Today, I am going to do an analysis of one of my losing trade. Although winning feels rewarding, if you want to improve, there is no better school than reviewing a setup that failed - understanding where it went bad and what would have been the best solution, was there any mistake? This is a personal introspection of how i felt during the trade, why i entered the position, what would have been the best solution and why I believe this was a bad idea to enter this trade. Please feel free to leave a comment.
The idea was simple, an upward channel started early April (the 2nd) which is one of the easiest set up to be trading. Enter the trade on the lower band and exit the trade when price bounce on the upper band with a nasty 4.6 W/L ratio. I have marked few part of the chart and will explain those points in details.
N.B.:I will study the chart and not talk about the bitcoin crash which was I guess due to the huge btc movement (8.2K BTC) which may have caused the FUD - point 4.
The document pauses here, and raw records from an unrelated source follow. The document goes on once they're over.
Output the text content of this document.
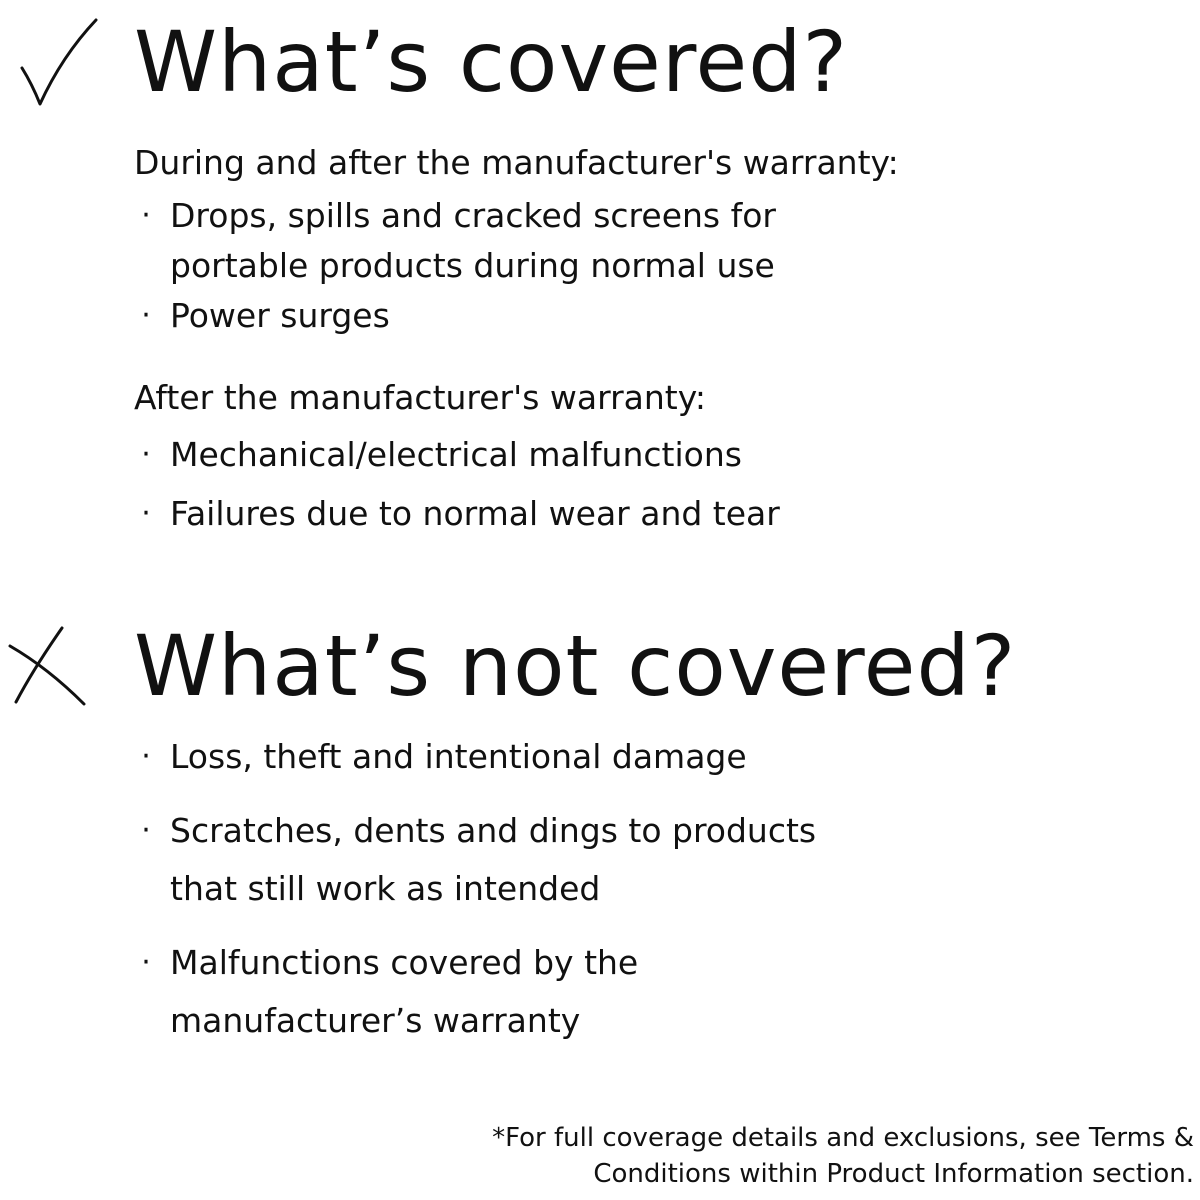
What’s covered?

During and after the manufacturer's warranty:

· Drops, spills and cracked screens for
portable products during normal use
· Power surges

After the manufacturer's warranty:

· Mechanical/electrical malfunctions
· Failures due to normal wear and tear
What’s not covered?
· Loss, theft and intentional damage
· Scratches, dents and dings to products
that still work as intended
· Malfunctions covered by the
manufacturer’s warranty

*For full coverage details and exclusions, see Terms &
Conditions within Product Information section.
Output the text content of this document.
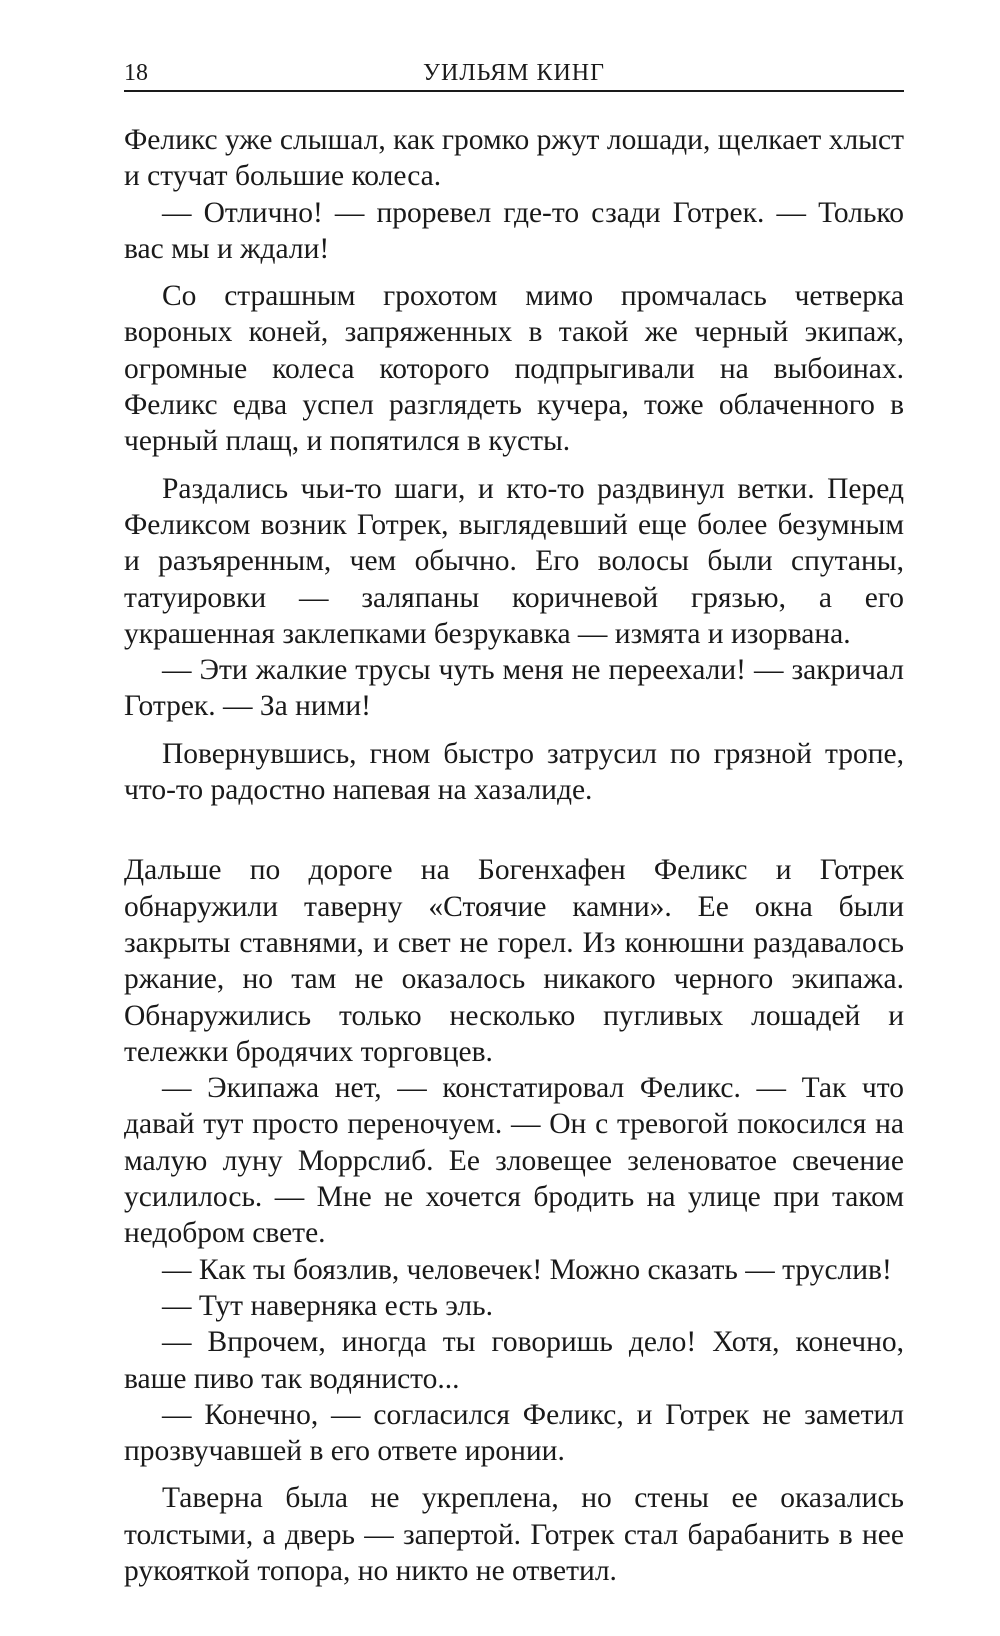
18	УИЛЬЯМ КИНГ

Феликс уже слышал, как громко ржут лошади, щелкает хлыст и стучат большие колеса.

— Отлично! — проревел где-то сзади Готрек. — Только вас мы и ждали!

Со страшным грохотом мимо промчалась четверка вороных коней, запряженных в такой же черный экипаж, огромные колеса которого подпрыгивали на выбоинах. Феликс едва успел разглядеть кучера, тоже облаченного в черный плащ, и попятился в кусты.

Раздались чьи-то шаги, и кто-то раздвинул ветки. Перед Феликсом возник Готрек, выглядевший еще более безумным и разъяренным, чем обычно. Его волосы были спутаны, татуировки — заляпаны коричневой грязью, а его украшенная заклепками безрукавка — измята и изорвана.

— Эти жалкие трусы чуть меня не переехали! — закричал Готрек. — За ними!

Повернувшись, гном быстро затрусил по грязной тропе, что-то радостно напевая на хазалиде.

Дальше по дороге на Богенхафен Феликс и Готрек обнаружили таверну «Стоячие камни». Ее окна были закрыты ставнями, и свет не горел. Из конюшни раздавалось ржание, но там не оказалось никакого черного экипажа. Обнаружились только несколько пугливых лошадей и тележки бродячих торговцев.

— Экипажа нет, — констатировал Феликс. — Так что давай тут просто переночуем. — Он с тревогой покосился на малую луну Моррслиб. Ее зловещее зеленоватое свечение усилилось. — Мне не хочется бродить на улице при таком недобром свете.

— Как ты боязлив, человечек! Можно сказать — труслив!

— Тут наверняка есть эль.

— Впрочем, иногда ты говоришь дело! Хотя, конечно, ваше пиво так водянисто...

— Конечно, — согласился Феликс, и Готрек не заметил прозвучавшей в его ответе иронии.

Таверна была не укреплена, но стены ее оказались толстыми, а дверь — запертой. Готрек стал барабанить в нее рукояткой топора, но никто не ответил.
1) I can see the price bouncing on the channel and I "FEEL" confident that the price is going upward in the near future and that was my first mistake! Never trade with your guts, trading is not about winning a single trade with incredible result (200% pump), that's called gambling and you'd better go to the Casino! I strongly believe that trading is a long term game where you manage to win over a long period. Losing happens, the question is "can you win over the long term?". This was a bad timing because the price was still under all 3 EMAs (especially the 55 which is one of my trigger), the cross over of the macd was not sharp and you can see it fluctuating between 0 for 12 hours.
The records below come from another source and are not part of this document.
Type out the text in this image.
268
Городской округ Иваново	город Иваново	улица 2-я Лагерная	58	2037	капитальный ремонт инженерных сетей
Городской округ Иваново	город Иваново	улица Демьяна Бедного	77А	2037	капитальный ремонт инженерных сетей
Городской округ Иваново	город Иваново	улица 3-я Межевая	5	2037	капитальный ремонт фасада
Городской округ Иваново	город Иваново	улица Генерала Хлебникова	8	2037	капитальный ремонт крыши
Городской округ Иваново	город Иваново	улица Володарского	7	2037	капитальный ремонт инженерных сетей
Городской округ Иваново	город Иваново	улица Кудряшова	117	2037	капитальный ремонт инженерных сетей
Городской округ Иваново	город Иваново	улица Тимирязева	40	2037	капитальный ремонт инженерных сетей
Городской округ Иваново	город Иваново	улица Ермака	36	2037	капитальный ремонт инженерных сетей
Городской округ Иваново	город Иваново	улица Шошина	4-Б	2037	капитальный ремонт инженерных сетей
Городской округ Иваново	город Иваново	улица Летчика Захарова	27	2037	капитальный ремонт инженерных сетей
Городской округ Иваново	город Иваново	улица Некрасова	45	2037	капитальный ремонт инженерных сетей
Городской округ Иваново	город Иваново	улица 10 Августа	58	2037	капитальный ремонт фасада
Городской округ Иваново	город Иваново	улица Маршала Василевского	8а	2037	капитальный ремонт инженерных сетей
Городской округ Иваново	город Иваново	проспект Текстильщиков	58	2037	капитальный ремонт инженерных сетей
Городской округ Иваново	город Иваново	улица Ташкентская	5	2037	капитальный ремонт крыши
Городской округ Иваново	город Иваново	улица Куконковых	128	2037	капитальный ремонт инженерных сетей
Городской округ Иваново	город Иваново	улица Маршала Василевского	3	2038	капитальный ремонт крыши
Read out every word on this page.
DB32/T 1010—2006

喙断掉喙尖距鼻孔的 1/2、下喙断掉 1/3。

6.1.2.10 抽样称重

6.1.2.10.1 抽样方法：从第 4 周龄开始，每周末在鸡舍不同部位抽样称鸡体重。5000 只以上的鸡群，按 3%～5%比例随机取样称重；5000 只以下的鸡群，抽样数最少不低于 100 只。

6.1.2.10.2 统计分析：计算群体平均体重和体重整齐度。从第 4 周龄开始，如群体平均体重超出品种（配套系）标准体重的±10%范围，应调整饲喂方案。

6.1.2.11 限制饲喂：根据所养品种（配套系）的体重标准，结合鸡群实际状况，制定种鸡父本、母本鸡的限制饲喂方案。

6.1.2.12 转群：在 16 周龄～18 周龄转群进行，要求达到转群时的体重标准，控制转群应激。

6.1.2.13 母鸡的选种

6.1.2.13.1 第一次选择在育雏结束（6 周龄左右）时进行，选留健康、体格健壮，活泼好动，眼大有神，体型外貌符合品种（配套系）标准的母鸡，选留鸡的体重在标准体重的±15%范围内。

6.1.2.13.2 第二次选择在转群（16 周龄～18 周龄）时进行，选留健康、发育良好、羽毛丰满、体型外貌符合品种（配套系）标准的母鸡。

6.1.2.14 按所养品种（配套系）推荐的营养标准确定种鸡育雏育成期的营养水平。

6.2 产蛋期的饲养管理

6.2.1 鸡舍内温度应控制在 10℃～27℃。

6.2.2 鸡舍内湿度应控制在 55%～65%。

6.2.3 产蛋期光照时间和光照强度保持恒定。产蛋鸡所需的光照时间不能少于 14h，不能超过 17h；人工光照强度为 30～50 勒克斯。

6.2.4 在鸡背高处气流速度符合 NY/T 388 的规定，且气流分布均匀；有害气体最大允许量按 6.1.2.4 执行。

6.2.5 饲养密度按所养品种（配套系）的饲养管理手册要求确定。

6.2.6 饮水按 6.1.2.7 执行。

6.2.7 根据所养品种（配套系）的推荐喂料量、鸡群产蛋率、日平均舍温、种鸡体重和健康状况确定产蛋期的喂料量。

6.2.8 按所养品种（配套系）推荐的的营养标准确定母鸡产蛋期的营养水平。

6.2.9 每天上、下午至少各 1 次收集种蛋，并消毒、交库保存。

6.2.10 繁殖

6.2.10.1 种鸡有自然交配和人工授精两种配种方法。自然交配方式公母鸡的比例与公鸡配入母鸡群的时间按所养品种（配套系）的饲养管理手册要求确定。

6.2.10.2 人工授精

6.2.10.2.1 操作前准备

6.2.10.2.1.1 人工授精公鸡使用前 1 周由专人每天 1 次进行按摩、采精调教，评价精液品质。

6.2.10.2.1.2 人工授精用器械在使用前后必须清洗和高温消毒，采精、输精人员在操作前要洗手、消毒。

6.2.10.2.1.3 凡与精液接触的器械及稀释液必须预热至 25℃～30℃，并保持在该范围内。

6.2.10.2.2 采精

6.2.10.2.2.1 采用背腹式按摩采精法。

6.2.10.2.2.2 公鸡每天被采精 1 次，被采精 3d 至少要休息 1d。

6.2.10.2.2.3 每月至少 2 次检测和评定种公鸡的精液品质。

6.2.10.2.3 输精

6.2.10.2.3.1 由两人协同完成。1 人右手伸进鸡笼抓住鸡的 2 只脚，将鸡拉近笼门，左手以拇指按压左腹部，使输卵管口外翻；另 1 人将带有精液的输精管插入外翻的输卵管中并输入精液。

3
2) that's where i should understand that the market might be going against me, the price is bouncing on the 55 ema and the next candle is red. the price is not going upward anymore and this is a correction/ retracement.
3) The price is breaking sharply under the lower band, my stop loss is triggered. but I know some people are not putting any stop loss (although this is the most important thing!!!) and thus will continue this trade as if i was still holding it.
4) A well known case of "Support becomes Resistance", the price is bouncing on the lower band of the channel, it will most likely decrease sharply again after that movement. if I haven't closed my position, the point (5) is where i should close it.
6) Let's talk about the RSI going down, 6 happens at the same time as 3. this is again a strong signal that the price has not finished it's correction,
Finally, I missed the powerful Elliott waves!! Although moving in a channel, you can argue there are 5 waves and the retracement could go up to 100% at that point. at the present time, it went to the 78,6% level and held that level.
What if I was working and could not monitor the chart, even worse, I didn't put any stop loss... The price went below 0.0011500 ! which means that at some point the trade was a 15% loss! What should I do??
Do you believe the price is going up or down and why?
At the present time, i don't think it is going further down, first because of the MACD divergence, there are lower lows which means that the downward movement pace is slowing down. In addition,I can see that the stoch RSI is increasing sharply (you can compare it to the previous ones). it looks like we have hit the bottom. Because of this, I believe that the correction of the elliott pattern is now finished, and price will now reach the 1st fibonacci extension : 0.0016800. How I would play it and please bear in mind I am not a financial advisor! Again writing it down will allow me to come back on that thought and analyse my strategy! "I will get better!" - Waiting for the confirmation candle crossing sharply the 55 EMA, checking the the next low of the RSI is actually above the latest low (Divergence), a sharp cross-over of the MACD- then ladder my buys to lower the overall cost of it.